Authored by Bright MLS Chief Economist Dr. Lisa Sturtevant, this report is based on surveys of Bright MLS-associated real estate agents working with both buyers and sellers. There is more inventory and thus less competition—meaning a better environment to try buying a home.
It is “too soon to say whether or how far the pendulum will shift to buyers,” the Bright MLS report stated. Overall consumer confidence in the economy is also slipping due to macroeconomic concerns, such as the uncertain implementation of tariffs that would be posed to drive up prices. RISMedia’s latest Broker Confidence Index found that 45% of surveyed brokers reported that buyers or sellers in their region were altering decisions based on tariffs, inflation, the stock market or other economic factors.
Still, on-the-ground reports from Bright MLS surveyed agents show a positive direction for homebuyers well into 2025. Recent cost hurdles for homebuyers have dropped, encouraging more buyers to enter the market. Those that do, according to surveyed agents, are having an easier journey to close.
A principal factor in the market shift is mortgage rates. Rates dropped from 7%-plus to hovering around 6.5% over the first months of 2025. “Even a modest drop in rates made a difference to homebuyers,” the report wrote. Only 42% of surveyed agents reported a client pausing a home search due to high mortgage rates during Q1 2025, compared to around 60% during 2024. More than 80% of agents also reported their clients were “easily” able to qualify for a mortgage.
As mortgage rates have trickled down, housing inventory has climbed. As buyers have noticed more options, others beside Bright MLS have noticed the resulting uptick in buyer interest. iBuyer Offerpad stated a goal at its Q1 2025 earnings call to ramp up acquisitions of homes, explicitly citing signs of increased homebuyer interest.
The greater options buyers have can be observed not only by increasing listings, but in the process of home-buying. Forty percent of buyers who closed on a home in Q1 2025 had been looking for less than a month—compared to about 20% in 2024—and 50% of buyers only had to make an offer on one home before closing, rather than making multiple offers on multiple different houses. The report described buyers making multiple offers as a sign of previous years’ “dearth of inventory” and the resulting competitive environment for homebuyers.

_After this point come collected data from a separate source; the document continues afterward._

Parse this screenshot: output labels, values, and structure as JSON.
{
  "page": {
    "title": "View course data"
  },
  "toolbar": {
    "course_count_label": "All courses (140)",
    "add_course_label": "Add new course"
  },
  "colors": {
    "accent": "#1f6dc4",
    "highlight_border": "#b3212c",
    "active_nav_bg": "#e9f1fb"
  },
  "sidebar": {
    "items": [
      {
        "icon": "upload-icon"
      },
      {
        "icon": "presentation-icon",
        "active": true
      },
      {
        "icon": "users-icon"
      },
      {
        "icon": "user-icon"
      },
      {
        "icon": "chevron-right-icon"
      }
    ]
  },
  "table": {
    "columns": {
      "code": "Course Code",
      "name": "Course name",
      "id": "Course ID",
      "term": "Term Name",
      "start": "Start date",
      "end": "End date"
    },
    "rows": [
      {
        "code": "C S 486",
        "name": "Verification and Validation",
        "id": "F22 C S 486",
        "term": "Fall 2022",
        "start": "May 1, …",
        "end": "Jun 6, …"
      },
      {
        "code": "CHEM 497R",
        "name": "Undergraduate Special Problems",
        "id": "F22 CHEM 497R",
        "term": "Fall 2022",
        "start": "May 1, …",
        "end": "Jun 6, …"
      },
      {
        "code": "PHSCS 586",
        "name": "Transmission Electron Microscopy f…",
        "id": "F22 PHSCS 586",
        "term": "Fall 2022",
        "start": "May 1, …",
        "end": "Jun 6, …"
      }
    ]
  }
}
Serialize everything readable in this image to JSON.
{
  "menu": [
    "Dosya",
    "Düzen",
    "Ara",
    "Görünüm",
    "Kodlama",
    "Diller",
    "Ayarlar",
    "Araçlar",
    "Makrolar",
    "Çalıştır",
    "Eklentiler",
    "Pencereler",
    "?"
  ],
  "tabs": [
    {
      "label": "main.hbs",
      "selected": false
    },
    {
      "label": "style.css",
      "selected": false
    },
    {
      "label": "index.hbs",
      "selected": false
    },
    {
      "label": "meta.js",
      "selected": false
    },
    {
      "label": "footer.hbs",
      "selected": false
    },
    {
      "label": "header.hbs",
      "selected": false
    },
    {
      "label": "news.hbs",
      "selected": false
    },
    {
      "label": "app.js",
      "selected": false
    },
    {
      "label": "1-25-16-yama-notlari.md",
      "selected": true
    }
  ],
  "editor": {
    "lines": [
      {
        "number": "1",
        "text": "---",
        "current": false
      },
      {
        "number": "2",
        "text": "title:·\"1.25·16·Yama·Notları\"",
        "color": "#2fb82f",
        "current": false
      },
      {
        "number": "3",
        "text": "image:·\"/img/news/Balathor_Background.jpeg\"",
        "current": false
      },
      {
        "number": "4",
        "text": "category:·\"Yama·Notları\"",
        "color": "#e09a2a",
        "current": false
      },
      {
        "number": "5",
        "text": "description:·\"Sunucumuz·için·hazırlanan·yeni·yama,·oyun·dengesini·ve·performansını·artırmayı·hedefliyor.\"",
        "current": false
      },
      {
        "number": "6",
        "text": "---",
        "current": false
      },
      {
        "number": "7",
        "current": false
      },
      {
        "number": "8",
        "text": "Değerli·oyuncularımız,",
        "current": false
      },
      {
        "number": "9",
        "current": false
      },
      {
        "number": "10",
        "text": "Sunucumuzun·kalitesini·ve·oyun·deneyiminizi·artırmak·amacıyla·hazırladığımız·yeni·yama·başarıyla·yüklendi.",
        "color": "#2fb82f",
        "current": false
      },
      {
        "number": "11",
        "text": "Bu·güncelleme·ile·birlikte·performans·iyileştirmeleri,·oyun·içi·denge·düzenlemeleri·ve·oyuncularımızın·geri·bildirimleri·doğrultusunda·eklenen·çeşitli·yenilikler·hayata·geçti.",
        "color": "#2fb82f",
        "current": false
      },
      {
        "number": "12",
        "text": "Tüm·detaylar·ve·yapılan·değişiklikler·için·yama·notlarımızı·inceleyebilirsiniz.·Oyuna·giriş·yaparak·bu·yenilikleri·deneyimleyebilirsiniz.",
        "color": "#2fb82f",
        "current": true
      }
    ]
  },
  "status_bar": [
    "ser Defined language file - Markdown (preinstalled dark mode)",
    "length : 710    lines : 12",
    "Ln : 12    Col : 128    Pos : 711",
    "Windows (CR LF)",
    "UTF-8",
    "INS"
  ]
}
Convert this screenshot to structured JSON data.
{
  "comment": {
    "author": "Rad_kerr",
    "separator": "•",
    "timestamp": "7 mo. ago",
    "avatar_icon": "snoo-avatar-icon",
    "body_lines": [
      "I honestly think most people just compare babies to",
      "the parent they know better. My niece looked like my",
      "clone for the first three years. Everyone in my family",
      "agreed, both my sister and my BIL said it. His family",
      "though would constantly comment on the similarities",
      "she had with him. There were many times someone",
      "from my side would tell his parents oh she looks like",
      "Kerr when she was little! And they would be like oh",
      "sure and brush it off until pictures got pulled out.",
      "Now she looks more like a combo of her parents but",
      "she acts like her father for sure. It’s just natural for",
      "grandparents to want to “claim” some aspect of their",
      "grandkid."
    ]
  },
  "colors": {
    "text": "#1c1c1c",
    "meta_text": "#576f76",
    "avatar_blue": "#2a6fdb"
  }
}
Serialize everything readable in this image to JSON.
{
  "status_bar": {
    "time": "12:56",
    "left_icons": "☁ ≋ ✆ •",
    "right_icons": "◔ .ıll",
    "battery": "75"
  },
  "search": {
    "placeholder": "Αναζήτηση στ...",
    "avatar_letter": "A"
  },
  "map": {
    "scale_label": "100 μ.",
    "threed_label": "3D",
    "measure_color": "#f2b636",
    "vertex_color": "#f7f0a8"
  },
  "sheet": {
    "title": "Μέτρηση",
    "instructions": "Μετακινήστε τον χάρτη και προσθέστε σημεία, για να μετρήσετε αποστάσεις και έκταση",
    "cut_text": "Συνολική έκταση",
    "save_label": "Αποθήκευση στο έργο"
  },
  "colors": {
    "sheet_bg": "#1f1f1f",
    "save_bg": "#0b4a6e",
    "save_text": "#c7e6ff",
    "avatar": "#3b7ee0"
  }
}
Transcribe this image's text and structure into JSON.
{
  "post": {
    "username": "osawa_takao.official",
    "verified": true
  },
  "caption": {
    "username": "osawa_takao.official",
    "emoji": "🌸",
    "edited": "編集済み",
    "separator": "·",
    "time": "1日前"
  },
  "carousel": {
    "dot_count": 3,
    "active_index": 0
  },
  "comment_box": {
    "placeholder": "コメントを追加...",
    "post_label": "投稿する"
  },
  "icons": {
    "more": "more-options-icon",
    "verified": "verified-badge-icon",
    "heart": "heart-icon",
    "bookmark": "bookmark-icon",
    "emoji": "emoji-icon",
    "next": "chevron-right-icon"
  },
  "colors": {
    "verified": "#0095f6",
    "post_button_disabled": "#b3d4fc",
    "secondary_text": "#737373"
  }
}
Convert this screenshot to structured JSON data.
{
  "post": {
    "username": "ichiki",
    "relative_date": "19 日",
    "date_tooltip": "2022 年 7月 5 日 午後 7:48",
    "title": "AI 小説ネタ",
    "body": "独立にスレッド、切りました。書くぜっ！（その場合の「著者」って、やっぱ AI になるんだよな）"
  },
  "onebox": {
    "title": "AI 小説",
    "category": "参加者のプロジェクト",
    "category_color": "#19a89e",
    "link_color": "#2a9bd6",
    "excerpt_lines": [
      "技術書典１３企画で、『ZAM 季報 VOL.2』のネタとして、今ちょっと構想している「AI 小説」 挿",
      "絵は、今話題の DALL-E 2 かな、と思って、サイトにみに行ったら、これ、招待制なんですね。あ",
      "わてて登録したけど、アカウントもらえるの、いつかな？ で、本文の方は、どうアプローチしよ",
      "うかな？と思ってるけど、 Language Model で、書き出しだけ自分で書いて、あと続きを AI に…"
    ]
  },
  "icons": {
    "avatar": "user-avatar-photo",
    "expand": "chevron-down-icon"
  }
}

Not all types of homebuyers face the same experience, though. According to the survey, 43% of first-time homebuyers only had to make one offer on a home. The report cites as evidence that first-time buyers face greater challenges than repeat buyers.
The Bright MLS Buyer Activity Index, which measures how active agents believe buyers will be in the next three months, came in at an optimistic 60.1. (A measure higher than 50 is considered optimistic.) However, despite the positive progress toward a buyer’s market, agents are actually more cautious than a year ago. In April 2024, the Buyer Activity Index was at a “record high” of 68.1. The corresponding Seller Activity Index came in at 47.2, a noticeable increase compared to April 2024’s 35.4.
Homebuyers do not hold all the cards in a home-buying transaction, though. Forty-five percent of surveyed buyers said they had to make some compromise, with commonly occurring compromises being in location, quality or price of the home. Sellers were also less likely to offer closing cost assistance or credit for repairs in 2025 than they were in 2024, the Bright survey found.
The report wrote that buyers continuing to make compromises is a holdover from the previous seller’s market: “Because the market has been so competitive for so long, even when buyers have more listings to choose from, they know that they still need to be flexible.”